Using Deep Learning To Identify Your Dog Breed

Published in

Artificial Intelligence in Plain English

7 min readJan 11, 2021

This post is about my Udacity Data Science Nanodegree capstone project: implementing a dog breed classifier algorithm and a web application to provide online predictions.

Problem Statement

The main problems addressed by this project are to classify images of dogs according to their breed using CNN (Convolutional Neural Networks) and implementing a web application to provide online dog breeds detection. Detecting dog breed is extremely challenging, even for humans:

This capstone project was one of the suggestions by Udacity and it is divided by 2 main components:

Training a model for dog breed detection
The main goal is to implement a deep learning network to classify dog breeds from images. The goal is to evaluate different CNN custom architectures to solve this problem. I’ll present how I used transfer learning to train a pre-trained CNN to achieve this goal. I’ve used Keras and Tensorflow to train and validate the network.

Online detection of dog breeds
Creating an algorithm to consume the trained model and predict dog breeds from images. If a dog is detected in the image, it will provide an estimated dog breed. If a human is detected, it will provide an estimate of the dog breed that is most resembling. As explained as following, this algorithm is provided via a Flask application to receive uploaded photos, encode images and generate the predictions.

Evaluation Metrics

Given this project is a classification problem and the scope is simple, we are going to use accuracy score to evaluate the model in training and test set. Accuracy works well when the dataset classes are balanced.

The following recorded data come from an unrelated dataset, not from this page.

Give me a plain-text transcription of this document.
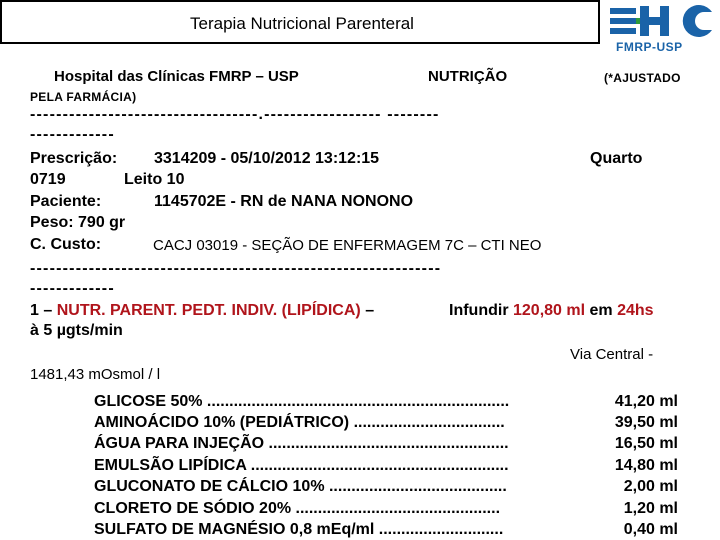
Terapia Nutricional Parenteral
FMRP-USP
Hospital das Clínicas FMRP – USP	NUTRIÇÃO	(*AJUSTADO
PELA FARMÁCIA)
-----------------------------------.------------------ --------
-------------
Prescrição: 3314209 - 05/10/2012 13:12:15	Quarto
0719	Leito 10
Paciente:	1145702E - RN de NANA NONONO
Peso: 790 gr
C. Custo:	CACJ 03019 - SEÇÃO DE ENFERMAGEM 7C – CTI NEO
---------------------------------------------------------------
-------------
1 – NUTR. PARENT. PEDT. INDIV. (LIPÍDICA) –	Infundir 120,80 ml em 24hs
à 5 µgts/min
Via Central -
1481,43 mOsmol / l
GLICOSE 50% ....................................................................	41,20 ml
AMINOÁCIDO 10% (PEDIÁTRICO) ..................................	39,50 ml
ÁGUA PARA INJEÇÃO ......................................................	16,50 ml
EMULSÃO LIPÍDICA ..........................................................	14,80 ml
GLUCONATO DE CÁLCIO 10% ........................................	2,00 ml
CLORETO DE SÓDIO 20% ..............................................	1,20 ml
SULFATO DE MAGNÉSIO 0,8 mEq/ml ............................	0,40 ml
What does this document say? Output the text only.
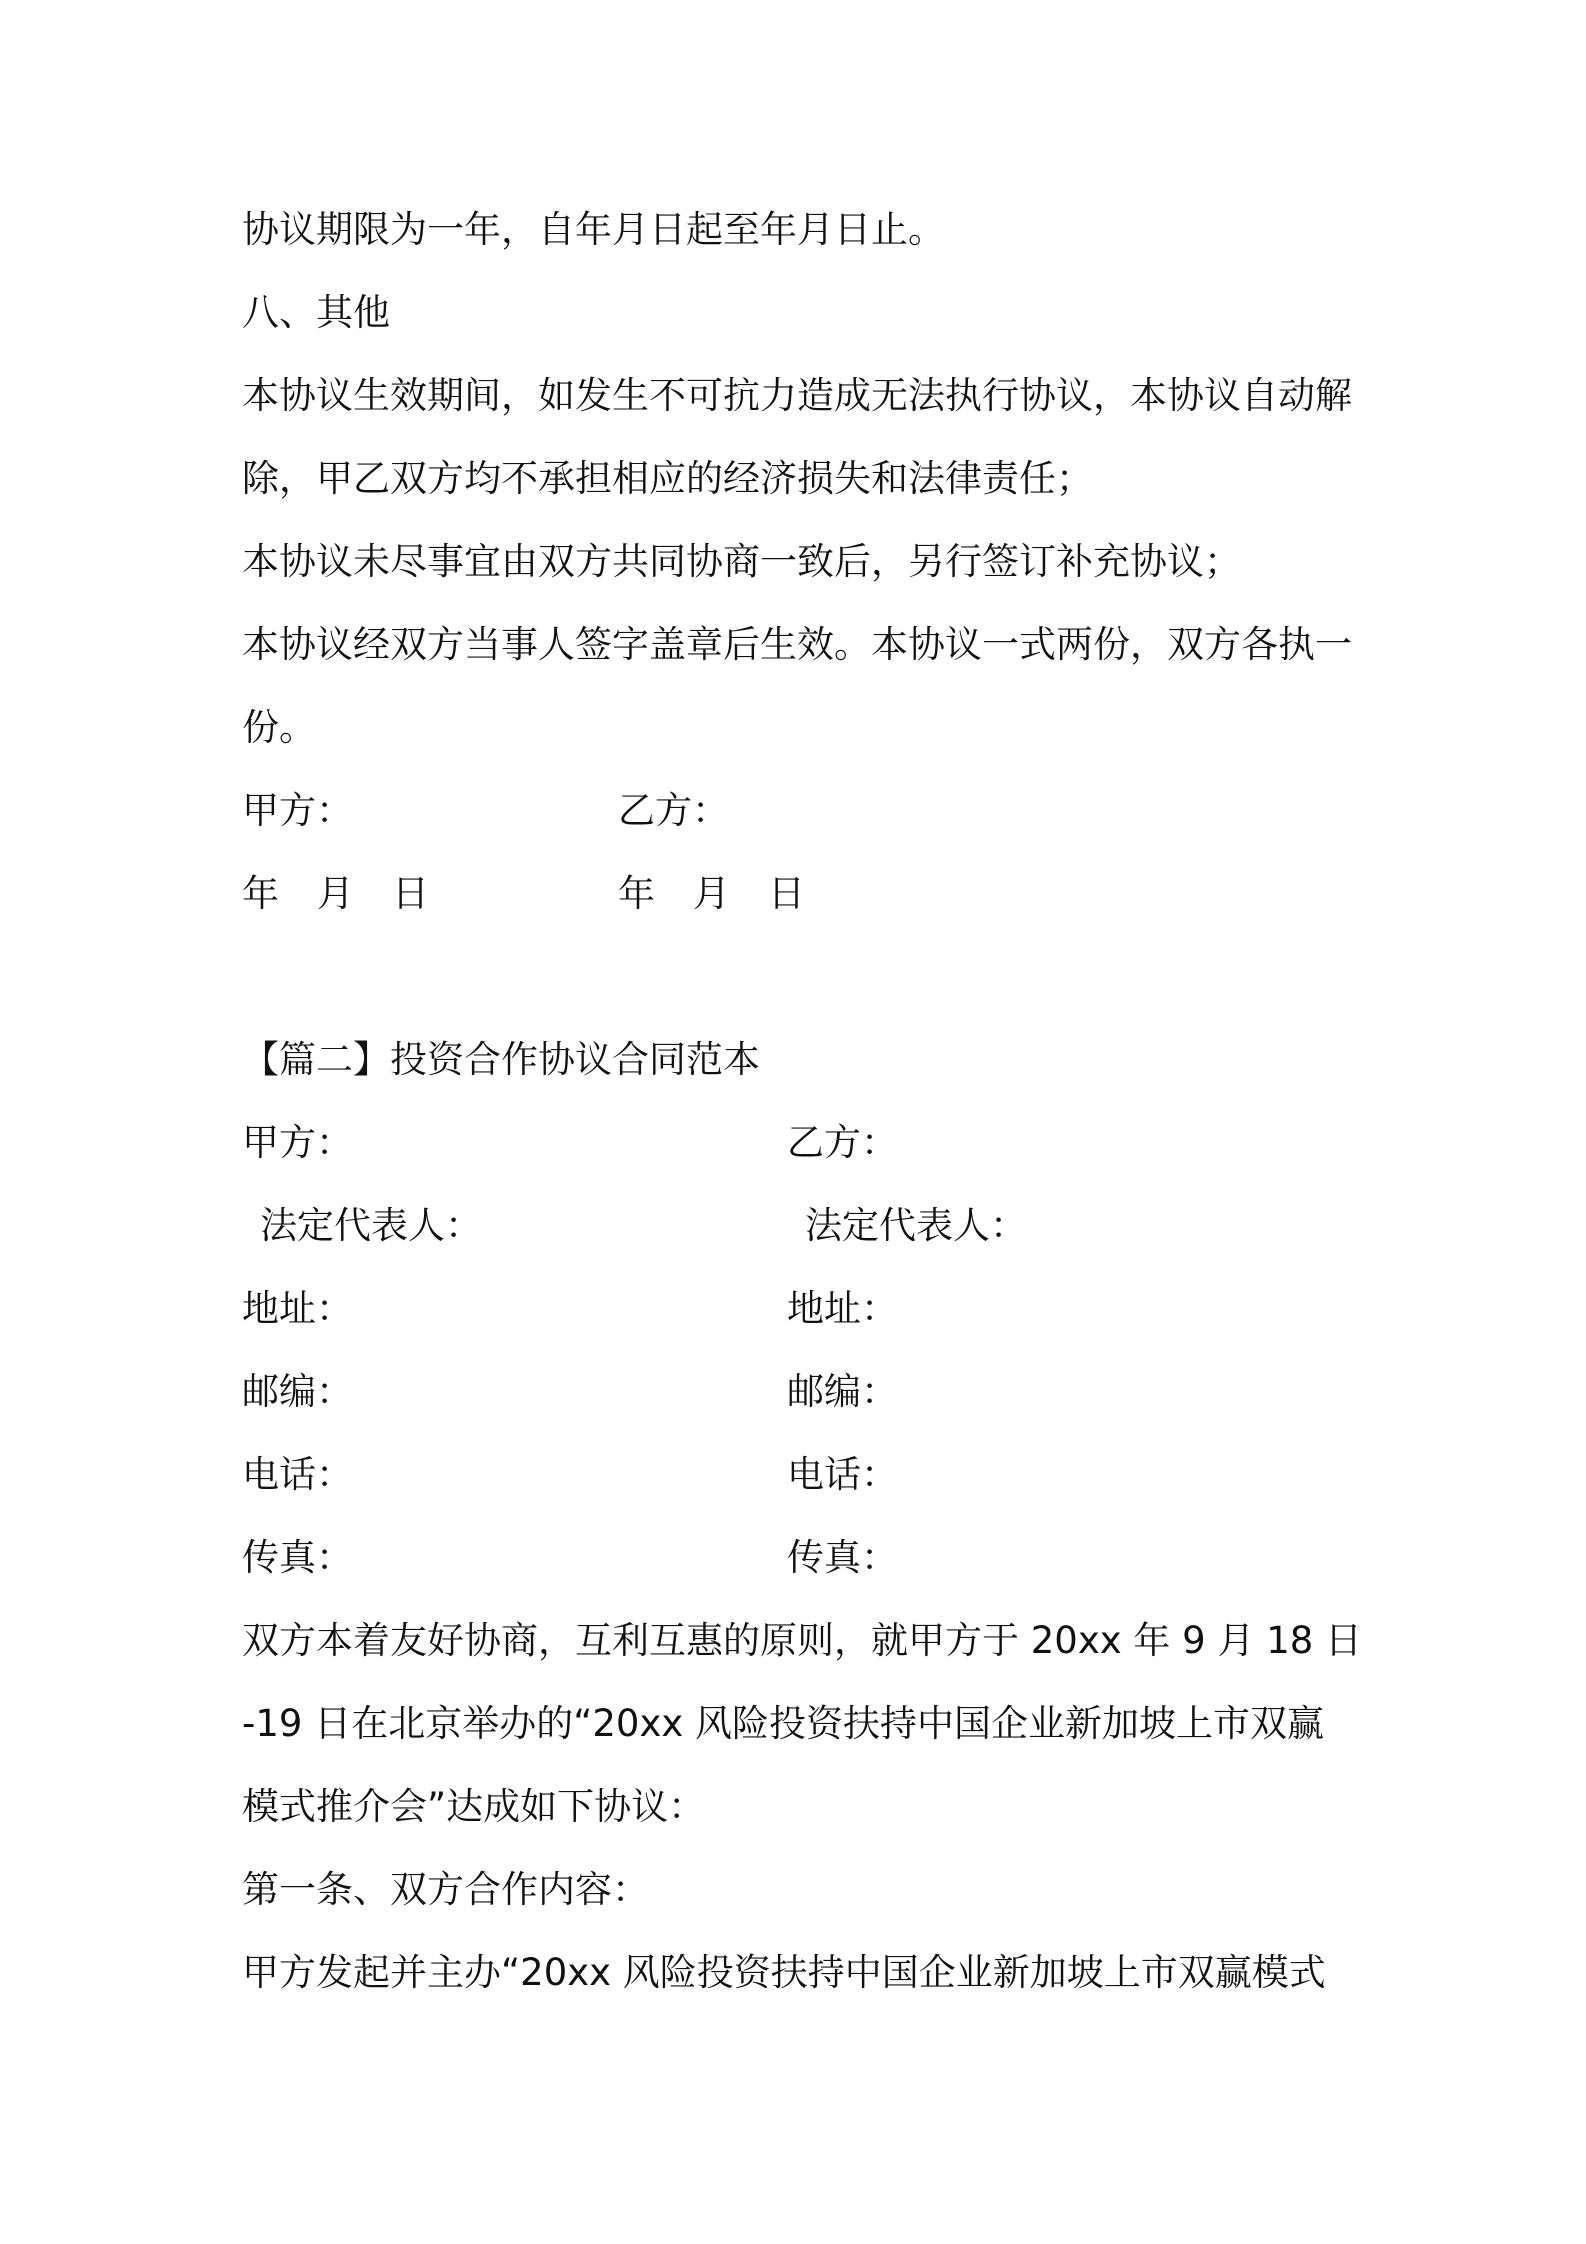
协议期限为一年，自年月日起至年月日止。
八、其他
本协议生效期间，如发生不可抗力造成无法执行协议，本协议自动解
除，甲乙双方均不承担相应的经济损失和法律责任；
本协议未尽事宜由双方共同协商一致后，另行签订补充协议；
本协议经双方当事人签字盖章后生效。本协议一式两份，双方各执一
份。
甲方：	乙方：
年 月 日	年 月 日
【篇二】投资合作协议合同范本
甲方：	乙方：
法定代表人：	法定代表人：
地址：	地址：
邮编：	邮编：
电话：	电话：
传真：	传真：
双方本着友好协商，互利互惠的原则，就甲方于 20xx 年 9 月 18 日
-19 日在北京举办的“20xx 风险投资扶持中国企业新加坡上市双赢
模式推介会”达成如下协议：
第一条、双方合作内容：
甲方发起并主办“20xx 风险投资扶持中国企业新加坡上市双赢模式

As presented in the next section, we don’t have a uniform distribution of classes in our dataset but it is balanced enough to use this metric to evaluate the quality of our models.

Data Exploration and Visualization

The current dataset had a total of 8351 dog images which were labeled to one of the total 133 dog breeds (categories) available:

Figure 2. Examples of training set dog images

To explore and to prepare the data for the model, I split the dataset into: train, test and validation. Also, I’ve checked the distribution of each breed in the training.

Figure 3. Distribution of each class by dataset

As can be observed, for both train and test sets, we have a similar share of samples (%) for each class. That's important as we will be measure accuracy of result set of same distributions and therefore are comparable.

As described as following, images are pre-processed to have the same size. The dataset could be improved but images with different dimensions are not anomalies or blockers for training the model.

Data Preprocessing

To train the model and also generating the online predictions, we need to pre-process (encode) the dog images. This code was provided by Udacity instructors as well this methodology for encoding the dog images:

Resize image to a square image of 224 x 224 pixels
Convert image to an array. As we work with color images, we have 3 channels. Then, the image array has shape: (1, 224, 224, 3)
When using TensorFlow as backend, Keras CNNs require a 4D array as input, with shape: (nb_samples, rows, columns, channels), where nb_samples corresponds to the total number of images (or samples), and rows, `columns`, and channels correspond to the number of rows, columns, and channels for each image, respectively. Given that, the final array has shape: (nb_samples, 224, 224, 3).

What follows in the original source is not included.